Russian Gazprom informed Polish and Bulgarian natural gas companies that supply of Russian gas has been halted this morning and will not resume unless Poland and Bulgaria agreed to pay for gas in Russian rubles. This means that the sanctions grand finale may have arrived. As Russia decided to cut Europe off its gas before Europe imposed embargo. While it is uncertain what comes next, it is certain that the whole discussion on the Russian natural gas embargo will gather pace now.
Neither Poland, nor Bulgaria plan to make payments in roubles but reaction of other European countries may be different. Media reports (unconfirmed yet) claim that Austria has backed down and agreed to pay for Russian gas in roubles. Meanwhile, Greece has called an emergency meeting on the situation. So far, Russia has halted supplies to relatively small European countries, meant likely at sending a message to bigger countries, like Germany. Germany’s opposition to imposing an oil embargo is weakening but natural gas is a different story.
While the sudden halt of Russian gas exports to Europe will be a blow for the European economy, it will also be a blow to Russia. Russia simply cannot replace exports to the EU with exports to other customers due to inadequate infrastructure. As the situation benefits no one, the question is who blinks first.

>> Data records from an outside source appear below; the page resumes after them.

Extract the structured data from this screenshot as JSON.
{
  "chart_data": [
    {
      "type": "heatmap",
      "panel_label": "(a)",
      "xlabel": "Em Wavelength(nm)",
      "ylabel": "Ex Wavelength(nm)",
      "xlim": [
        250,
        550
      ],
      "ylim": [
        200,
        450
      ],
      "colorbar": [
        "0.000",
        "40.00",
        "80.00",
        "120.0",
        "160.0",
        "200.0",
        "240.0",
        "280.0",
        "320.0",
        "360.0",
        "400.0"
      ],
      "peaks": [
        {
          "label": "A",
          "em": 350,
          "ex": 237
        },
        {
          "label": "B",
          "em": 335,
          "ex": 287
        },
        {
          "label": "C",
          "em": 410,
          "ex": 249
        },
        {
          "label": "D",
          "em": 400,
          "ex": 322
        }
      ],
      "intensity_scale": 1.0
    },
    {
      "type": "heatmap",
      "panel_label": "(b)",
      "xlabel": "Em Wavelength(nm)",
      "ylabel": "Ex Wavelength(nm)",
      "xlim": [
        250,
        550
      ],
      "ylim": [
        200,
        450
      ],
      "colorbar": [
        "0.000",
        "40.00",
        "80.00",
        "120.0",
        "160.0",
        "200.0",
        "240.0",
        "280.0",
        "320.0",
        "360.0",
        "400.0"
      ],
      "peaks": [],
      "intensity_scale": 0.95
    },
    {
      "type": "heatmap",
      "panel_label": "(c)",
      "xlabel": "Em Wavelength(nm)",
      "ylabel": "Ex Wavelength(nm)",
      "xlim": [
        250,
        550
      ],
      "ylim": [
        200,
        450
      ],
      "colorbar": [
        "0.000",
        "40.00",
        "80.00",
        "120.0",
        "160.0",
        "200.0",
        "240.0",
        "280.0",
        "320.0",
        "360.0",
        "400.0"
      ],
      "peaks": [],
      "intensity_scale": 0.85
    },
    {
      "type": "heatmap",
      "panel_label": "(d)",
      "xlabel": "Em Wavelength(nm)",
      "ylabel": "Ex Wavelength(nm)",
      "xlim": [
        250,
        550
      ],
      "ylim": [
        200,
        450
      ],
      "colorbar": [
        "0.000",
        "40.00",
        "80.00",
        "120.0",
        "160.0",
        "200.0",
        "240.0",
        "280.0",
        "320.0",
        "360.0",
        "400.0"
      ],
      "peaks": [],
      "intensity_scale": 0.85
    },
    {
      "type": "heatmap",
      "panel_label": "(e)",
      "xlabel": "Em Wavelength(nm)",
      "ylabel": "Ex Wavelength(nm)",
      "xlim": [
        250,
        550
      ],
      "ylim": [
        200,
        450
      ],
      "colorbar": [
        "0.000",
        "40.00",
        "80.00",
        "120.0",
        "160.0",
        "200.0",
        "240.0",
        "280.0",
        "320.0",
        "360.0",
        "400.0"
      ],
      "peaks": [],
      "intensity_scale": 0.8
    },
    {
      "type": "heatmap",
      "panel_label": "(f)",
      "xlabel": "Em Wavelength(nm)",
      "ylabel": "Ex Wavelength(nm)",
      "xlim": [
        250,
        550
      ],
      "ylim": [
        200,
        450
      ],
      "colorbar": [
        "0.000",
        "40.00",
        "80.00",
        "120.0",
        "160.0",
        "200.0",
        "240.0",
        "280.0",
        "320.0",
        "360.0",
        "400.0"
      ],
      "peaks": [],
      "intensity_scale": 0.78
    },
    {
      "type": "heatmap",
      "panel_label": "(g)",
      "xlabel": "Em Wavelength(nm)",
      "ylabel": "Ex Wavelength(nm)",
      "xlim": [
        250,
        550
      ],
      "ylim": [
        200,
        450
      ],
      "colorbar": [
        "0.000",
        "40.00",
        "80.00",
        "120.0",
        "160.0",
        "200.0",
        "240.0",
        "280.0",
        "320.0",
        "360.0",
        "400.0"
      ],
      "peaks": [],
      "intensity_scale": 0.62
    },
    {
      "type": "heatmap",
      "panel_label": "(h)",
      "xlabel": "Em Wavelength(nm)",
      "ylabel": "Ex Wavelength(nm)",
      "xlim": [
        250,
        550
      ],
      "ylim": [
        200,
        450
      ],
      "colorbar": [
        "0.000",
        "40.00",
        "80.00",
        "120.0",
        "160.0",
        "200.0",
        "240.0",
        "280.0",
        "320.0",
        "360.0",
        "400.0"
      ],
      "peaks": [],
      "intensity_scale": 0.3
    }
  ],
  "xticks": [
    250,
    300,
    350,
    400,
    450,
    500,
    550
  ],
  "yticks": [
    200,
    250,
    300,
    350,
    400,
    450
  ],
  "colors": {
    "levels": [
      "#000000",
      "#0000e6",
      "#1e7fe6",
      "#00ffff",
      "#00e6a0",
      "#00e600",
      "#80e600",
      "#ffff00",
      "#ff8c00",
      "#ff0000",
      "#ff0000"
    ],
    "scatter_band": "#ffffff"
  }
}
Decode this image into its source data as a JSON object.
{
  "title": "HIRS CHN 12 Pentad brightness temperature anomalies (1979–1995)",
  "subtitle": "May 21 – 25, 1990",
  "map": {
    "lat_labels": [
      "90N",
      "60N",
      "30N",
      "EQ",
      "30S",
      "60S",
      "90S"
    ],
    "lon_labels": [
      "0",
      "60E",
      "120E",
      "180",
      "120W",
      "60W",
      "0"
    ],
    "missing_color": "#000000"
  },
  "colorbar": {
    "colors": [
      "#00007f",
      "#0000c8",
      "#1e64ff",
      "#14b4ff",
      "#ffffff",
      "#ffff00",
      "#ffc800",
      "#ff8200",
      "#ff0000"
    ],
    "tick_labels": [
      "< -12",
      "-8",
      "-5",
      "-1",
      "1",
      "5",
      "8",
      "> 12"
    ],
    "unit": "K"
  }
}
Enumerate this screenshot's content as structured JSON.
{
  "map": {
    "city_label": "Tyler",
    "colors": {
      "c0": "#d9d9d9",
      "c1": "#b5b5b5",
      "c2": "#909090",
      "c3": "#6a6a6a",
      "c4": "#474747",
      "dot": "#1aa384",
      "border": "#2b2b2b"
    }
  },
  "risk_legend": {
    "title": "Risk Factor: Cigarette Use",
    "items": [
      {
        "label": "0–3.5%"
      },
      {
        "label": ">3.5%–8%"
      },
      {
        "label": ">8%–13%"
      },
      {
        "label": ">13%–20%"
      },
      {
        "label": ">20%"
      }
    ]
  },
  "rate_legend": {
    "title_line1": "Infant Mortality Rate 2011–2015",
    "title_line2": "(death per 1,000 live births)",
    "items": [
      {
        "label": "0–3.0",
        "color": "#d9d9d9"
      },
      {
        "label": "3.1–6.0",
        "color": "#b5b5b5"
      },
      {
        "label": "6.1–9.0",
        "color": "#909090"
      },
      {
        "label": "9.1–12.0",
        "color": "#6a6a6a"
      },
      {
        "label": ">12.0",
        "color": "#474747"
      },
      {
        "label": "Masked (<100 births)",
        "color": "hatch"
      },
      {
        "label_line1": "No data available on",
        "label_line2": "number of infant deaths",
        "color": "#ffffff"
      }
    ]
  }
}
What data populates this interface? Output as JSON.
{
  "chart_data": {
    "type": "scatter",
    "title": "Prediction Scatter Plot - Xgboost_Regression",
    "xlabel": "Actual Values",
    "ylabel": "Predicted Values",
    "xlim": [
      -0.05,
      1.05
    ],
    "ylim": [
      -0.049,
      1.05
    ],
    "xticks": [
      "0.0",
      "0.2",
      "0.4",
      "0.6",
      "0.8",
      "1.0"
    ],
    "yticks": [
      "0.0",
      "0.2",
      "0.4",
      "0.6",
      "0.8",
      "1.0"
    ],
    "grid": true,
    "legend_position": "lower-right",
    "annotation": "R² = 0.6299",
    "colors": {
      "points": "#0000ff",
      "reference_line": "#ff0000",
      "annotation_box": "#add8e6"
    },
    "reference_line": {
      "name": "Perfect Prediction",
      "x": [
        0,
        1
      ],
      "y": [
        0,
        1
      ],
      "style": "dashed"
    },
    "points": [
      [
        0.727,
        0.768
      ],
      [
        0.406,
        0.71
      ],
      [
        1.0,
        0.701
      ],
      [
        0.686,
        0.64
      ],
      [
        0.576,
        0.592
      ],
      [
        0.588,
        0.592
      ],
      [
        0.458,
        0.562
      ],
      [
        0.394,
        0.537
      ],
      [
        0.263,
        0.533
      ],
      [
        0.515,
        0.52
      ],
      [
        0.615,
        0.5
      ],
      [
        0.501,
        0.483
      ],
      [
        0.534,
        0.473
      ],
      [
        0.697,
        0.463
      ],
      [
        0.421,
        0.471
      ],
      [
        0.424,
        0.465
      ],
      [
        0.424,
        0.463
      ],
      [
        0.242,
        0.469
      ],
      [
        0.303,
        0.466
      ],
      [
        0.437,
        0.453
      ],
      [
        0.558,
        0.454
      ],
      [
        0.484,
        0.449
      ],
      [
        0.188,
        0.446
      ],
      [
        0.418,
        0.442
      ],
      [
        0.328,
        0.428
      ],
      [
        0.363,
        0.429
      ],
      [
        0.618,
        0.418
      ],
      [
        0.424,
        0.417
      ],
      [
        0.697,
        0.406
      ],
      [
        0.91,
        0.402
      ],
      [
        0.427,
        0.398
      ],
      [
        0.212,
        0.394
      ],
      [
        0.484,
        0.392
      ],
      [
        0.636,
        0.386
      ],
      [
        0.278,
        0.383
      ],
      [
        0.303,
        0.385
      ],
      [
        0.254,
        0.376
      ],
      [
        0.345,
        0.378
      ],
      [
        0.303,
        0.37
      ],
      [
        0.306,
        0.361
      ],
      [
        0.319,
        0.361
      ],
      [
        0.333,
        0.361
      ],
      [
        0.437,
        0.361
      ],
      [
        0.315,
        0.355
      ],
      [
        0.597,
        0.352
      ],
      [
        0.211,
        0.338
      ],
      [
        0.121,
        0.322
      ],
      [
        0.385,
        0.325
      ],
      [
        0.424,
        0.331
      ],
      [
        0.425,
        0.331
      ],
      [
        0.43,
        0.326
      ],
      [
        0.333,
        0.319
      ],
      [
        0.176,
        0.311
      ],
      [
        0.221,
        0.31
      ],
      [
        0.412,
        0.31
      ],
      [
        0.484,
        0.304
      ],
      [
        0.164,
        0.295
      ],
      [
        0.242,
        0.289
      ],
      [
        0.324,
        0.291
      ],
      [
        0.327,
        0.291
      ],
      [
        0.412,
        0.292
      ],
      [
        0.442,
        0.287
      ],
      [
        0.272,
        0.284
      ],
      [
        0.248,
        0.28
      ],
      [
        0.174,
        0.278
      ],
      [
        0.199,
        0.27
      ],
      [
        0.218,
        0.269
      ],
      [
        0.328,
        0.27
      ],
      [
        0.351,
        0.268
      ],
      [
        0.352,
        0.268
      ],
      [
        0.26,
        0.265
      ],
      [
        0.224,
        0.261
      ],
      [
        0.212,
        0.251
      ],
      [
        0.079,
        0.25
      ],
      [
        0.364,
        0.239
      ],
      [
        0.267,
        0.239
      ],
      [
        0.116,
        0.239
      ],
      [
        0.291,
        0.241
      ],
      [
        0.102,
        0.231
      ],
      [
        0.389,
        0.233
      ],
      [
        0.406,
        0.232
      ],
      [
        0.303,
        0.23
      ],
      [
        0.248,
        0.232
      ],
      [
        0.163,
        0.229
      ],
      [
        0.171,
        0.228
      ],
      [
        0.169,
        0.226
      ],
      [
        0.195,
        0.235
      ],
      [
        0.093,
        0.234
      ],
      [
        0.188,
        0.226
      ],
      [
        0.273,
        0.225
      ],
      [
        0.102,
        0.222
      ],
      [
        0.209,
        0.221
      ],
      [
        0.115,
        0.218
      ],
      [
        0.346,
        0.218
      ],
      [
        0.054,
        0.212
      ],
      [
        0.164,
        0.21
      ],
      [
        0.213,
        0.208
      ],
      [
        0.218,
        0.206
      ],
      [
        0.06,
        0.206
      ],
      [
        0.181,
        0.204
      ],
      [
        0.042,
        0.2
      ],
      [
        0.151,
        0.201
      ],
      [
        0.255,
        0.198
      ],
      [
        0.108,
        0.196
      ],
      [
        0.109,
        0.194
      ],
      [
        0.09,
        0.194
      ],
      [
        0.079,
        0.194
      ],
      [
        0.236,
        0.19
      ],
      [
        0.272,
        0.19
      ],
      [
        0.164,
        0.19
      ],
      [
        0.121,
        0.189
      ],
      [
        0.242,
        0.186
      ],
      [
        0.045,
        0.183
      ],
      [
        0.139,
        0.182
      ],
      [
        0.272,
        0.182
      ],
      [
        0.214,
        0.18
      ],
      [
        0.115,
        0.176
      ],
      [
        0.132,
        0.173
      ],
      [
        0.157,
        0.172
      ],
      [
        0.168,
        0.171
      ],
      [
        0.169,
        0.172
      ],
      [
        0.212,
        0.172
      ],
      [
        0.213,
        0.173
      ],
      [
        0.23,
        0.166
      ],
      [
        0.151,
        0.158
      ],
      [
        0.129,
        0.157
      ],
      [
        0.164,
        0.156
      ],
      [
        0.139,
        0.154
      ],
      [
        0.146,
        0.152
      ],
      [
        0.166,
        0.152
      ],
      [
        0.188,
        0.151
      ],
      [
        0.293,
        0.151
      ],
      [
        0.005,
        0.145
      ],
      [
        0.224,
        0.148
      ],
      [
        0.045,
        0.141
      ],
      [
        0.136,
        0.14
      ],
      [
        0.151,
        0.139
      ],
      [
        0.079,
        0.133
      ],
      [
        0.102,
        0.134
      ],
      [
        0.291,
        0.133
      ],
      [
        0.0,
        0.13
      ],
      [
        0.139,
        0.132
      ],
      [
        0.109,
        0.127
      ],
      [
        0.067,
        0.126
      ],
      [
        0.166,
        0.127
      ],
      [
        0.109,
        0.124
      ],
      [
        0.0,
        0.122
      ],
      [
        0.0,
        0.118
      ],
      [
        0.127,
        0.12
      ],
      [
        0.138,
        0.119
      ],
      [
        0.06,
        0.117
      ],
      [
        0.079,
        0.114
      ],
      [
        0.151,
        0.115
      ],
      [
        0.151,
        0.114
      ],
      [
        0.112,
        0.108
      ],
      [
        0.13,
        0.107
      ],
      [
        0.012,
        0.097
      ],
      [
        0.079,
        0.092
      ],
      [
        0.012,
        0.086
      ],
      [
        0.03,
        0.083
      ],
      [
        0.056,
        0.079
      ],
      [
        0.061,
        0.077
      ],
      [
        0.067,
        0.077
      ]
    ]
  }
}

The situation is putting upward pressure mostly on European gas prices, investors should also follow US prices (NATGAS). European countries are boosting purchases of US LNG in order to prepare for the possibility of total Russian natural gas supply halt. While gains of the US gas benchmark were limited so far, the line of least resistance leads higher. Taking a look at the NATGAS chart at D1 interval, we can see that recent correction was halted near the 2021 highs and upward move was resumed today. The nearest resistance to watch is marked with 161.8% exterior retracement of a downward move that occurred in the second half of 2021.